A Comprehensive Data Analysis on a WhatsApp Group Chat

Ever wondered which of your friends swore in texts the most?

Published in

Towards Data Science

14 min readMay 30, 2020

While thinking of what to do for my next project, an idea suddenly popped up in my head. Why not do data analysis on a WhatsApp group chat of college students and find out interesting insights like the most used emoji, the sentiment score of each person, who swears the most, the most actives times of the day, or does the group use phones during college teaching hours? These would be some interesting insights for sure, more for me than for you since the people in this chat are people I know personally.

Note: I represent each of my friends with two letters, an abbreviation of their name as a way to maintain anonymity.

Data Retrieval & Preprocessing

The first step was to gather the data. WhatsApp allows you to export your chats through a .txt format. Opening this file up, you get messages in a format that looks like this:

Since WhatsApp texts are multi-line, you cannot just read the file line by line and get each message that you want. Instead, you need a way to identify if a line is a new message or part of an old message. You could do this use regular expressions, but I went forward with a more simple method. I created a function called vali_date(), which returns True if the argument passed is a valid date.

I am extremely proud of how I named this function.

While reading each line, I split it based on a comma and take the first item returned from the split() function. If the line is a new message, the first item would be a valid date, and it will be appended as a new message to the list of messages. If it’s not, the message is part of the previous message, and hence, will be appended to the end of the previous message as one continuous message.

From here it’s just a matter of extracting the necessary details from each line: the date sent, the time sent, the sender, and the message itself. This is just a matter of using some simple string processing functions, mainly split(), and making a DataFrame out of it. If you’re using the same method then please make sure to specify the date and time formats correctly.

The export also has lines for when a person was removed, when a person was promoted to an admin and other functional messages which are of no use to us.
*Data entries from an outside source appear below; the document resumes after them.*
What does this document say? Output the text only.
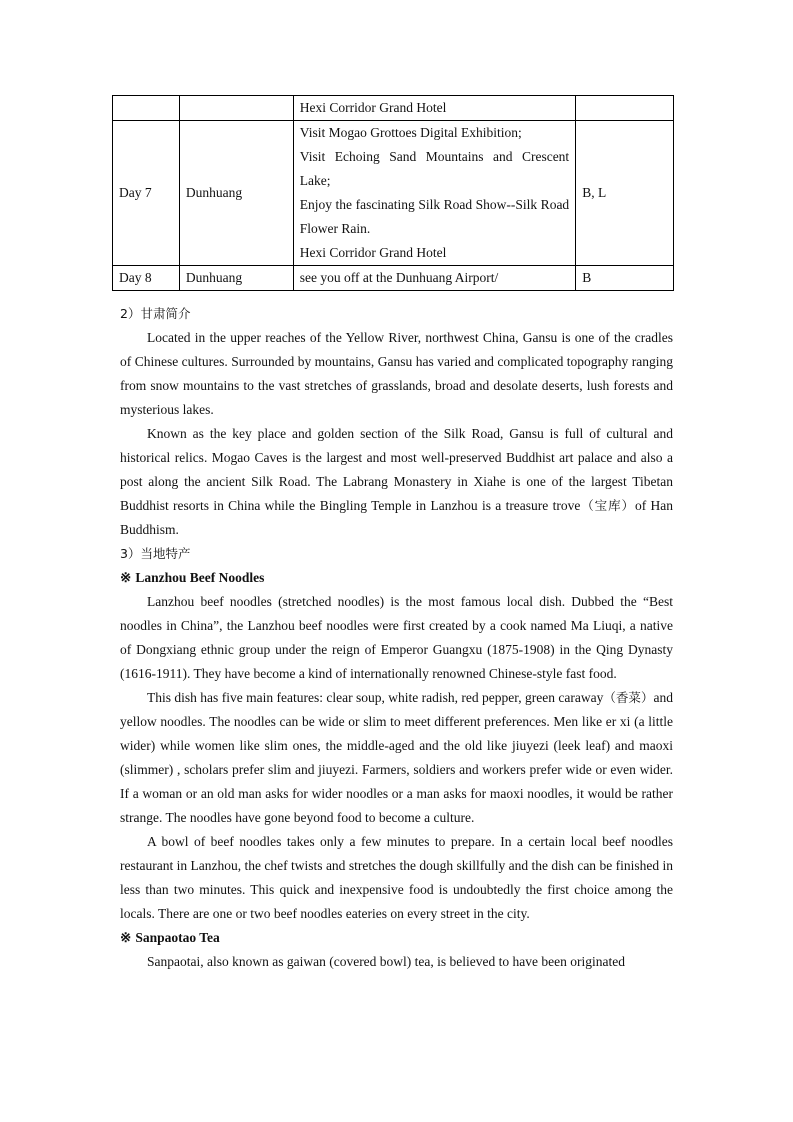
		Hexi Corridor Grand Hotel	

Day 7	Dunhuang	Visit Mogao Grottoes Digital Exhibition;
Visit Echoing Sand Mountains and Crescent Lake;
Enjoy the fascinating Silk Road Show--Silk Road Flower Rain.
Hexi Corridor Grand Hotel	B, L
Day 8	Dunhuang	see you off at the Dunhuang Airport/	B

2）甘肃简介

Located in the upper reaches of the Yellow River, northwest China, Gansu is one of the cradles of Chinese cultures. Surrounded by mountains, Gansu has varied and complicated topography ranging from snow mountains to the vast stretches of grasslands, broad and desolate deserts, lush forests and mysterious lakes.

Known as the key place and golden section of the Silk Road, Gansu is full of cultural and historical relics. Mogao Caves is the largest and most well-preserved Buddhist art palace and also a post along the ancient Silk Road. The Labrang Monastery in Xiahe is one of the largest Tibetan Buddhist resorts in China while the Bingling Temple in Lanzhou is a treasure trove（宝库）of Han Buddhism.

3）当地特产

※ Lanzhou Beef Noodles

Lanzhou beef noodles (stretched noodles) is the most famous local dish. Dubbed the “Best noodles in China”, the Lanzhou beef noodles were first created by a cook named Ma Liuqi, a native of Dongxiang ethnic group under the reign of Emperor Guangxu (1875-1908) in the Qing Dynasty (1616-1911). They have become a kind of internationally renowned Chinese-style fast food.

This dish has five main features: clear soup, white radish, red pepper, green caraway（香菜）and yellow noodles. The noodles can be wide or slim to meet different preferences. Men like er xi (a little wider) while women like slim ones, the middle-aged and the old like jiuyezi (leek leaf) and maoxi (slimmer) , scholars prefer slim and jiuyezi. Farmers, soldiers and workers prefer wide or even wider. If a woman or an old man asks for wider noodles or a man asks for maoxi noodles, it would be rather strange. The noodles have gone beyond food to become a culture.

A bowl of beef noodles takes only a few minutes to prepare. In a certain local beef noodles restaurant in Lanzhou, the chef twists and stretches the dough skillfully and the dish can be finished in less than two minutes. This quick and inexpensive food is undoubtedly the first choice among the locals. There are one or two beef noodles eateries on every street in the city.

※ Sanpaotao Tea

Sanpaotai, also known as gaiwan (covered bowl) tea, is believed to have been originated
With the code I wrote, these messages were being set as the sender’s name with blank messages. To filter these out, I use a very rudimentary function to check if the sender’s name has some of these keywords. To account for other messages which I did not hardcode into the if condition, I checked the number of words in the sender’s name. In the exports I used, I had no one with more than 3 words in their name, but if you’re doing something like this, you have to account for different names. I also had deleted a friend’s old number which wouldn't pass the if condition above, so I had to account for that using another condition. If you’d like to avoid this painstaking process you should use regexes which I embarrassingly failed to do.

As I loaded the dates and times in a singular DateTime format, I’m easily able to extract specific information from these like the day or month they were sent, which would be useful for heatmaps.

At this point, I think I’m ready to start my analysis so I plot a simple line graph to see the frequency of messages over the years. This group was created in the last quarter of 2017 and the chat was exported in 2020. I expected to see a nice line graph with crests and troughs in odd places. But when I looked at the plot, I saw something weird.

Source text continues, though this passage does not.